6. In bracket 3, insert the number of the reference application.

7. A provisional nonstatutory double patenting rejection should also be made in the reference application.

8. A rejection should additionally be made under pre-AIA 35 U.S.C. 103(a)  using form paragraph 7.21.fti if:

a. evidence indicates that the reference application is prior art under pre-AIA 35 U.S.C. 102(f)  or (g)  (e.g., applicant has named the prior inventor in response to a requirement made using form paragraph 8.28.fti); and

b. the reference application has not been disqualified as prior art in a pre-AIA 35 U.S.C. 103(a)  rejection pursuant to pre-AIA 35 U.S.C. 103(c).

9. For applications being examined under pre-AIA (first to invent) law: If the applications have different inventive entities and different U.S. filing dates, and the disclosure of the earlier-filed application may be used to support a rejection of the later-filed application, use form paragraph 7.21.01.fti to additionally make a rejection under pre-AIA 35 U.S.C. 102(e) /103(a)  in the later-filed application. Rejections under pre-AIA 35 U.S.C. 102(e) /103(a)  should not be made or maintained if the patent is disqualified under pre-AIA 35 U.S.C. 103(c)  as prior art in a pre-AIA 35 U.S.C. 103(a)  rejection.
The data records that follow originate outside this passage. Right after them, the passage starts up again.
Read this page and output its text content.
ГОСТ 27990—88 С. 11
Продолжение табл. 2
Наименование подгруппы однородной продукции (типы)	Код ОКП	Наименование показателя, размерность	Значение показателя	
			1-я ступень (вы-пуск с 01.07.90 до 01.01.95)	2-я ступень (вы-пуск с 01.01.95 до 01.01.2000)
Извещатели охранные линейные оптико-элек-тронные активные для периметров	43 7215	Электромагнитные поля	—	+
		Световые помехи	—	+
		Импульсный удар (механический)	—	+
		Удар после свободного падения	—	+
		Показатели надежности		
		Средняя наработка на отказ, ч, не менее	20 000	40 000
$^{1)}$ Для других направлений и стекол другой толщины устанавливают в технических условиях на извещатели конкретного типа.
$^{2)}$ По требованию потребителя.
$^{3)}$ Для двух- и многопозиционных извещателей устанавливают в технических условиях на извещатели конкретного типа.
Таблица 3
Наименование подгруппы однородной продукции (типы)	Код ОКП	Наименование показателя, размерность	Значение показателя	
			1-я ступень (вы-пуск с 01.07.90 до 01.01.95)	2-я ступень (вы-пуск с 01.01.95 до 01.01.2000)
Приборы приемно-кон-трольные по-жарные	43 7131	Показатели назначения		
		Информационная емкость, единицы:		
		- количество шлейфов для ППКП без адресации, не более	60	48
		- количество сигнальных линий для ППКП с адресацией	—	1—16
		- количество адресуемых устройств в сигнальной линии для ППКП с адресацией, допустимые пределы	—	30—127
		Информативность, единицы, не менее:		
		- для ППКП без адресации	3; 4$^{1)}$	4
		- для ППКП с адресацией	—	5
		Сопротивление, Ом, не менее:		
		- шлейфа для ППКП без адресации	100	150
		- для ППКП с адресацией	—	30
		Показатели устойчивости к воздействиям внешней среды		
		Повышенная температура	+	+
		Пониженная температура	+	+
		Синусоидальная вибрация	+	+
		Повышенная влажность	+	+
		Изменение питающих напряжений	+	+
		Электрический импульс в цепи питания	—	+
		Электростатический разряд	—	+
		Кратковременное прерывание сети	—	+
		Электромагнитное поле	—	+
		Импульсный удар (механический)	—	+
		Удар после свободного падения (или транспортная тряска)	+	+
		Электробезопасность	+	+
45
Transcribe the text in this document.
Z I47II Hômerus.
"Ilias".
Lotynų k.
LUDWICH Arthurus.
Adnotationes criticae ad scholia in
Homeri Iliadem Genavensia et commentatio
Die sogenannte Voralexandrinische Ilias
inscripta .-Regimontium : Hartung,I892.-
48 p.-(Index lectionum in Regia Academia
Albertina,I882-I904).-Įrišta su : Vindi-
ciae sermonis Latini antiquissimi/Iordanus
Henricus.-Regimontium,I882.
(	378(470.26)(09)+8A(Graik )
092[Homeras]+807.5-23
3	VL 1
10. See MPEP § 1490 for guidance regarding terminal disclaimers and withdrawal of nonstatutory double patenting rejections when these are the only rejections remaining. Note especially that priority or benefit claims under 35 U.S.C. 119(a)  and (e)  are not taken into account in determining which is the earlier-filed application for double patenting purposes.

11. For applications being examined under the first inventor to file (FITF) provisions of the AIA: A rejection under 35 U.S.C. 102(a)(2)  or 35 U.S.C. 103  should also be made if appropriate.

12. In bracket 4, provide appropriate explanation for anticipation or rationale for obviousness of the claims being rejected over the claims of the cited application.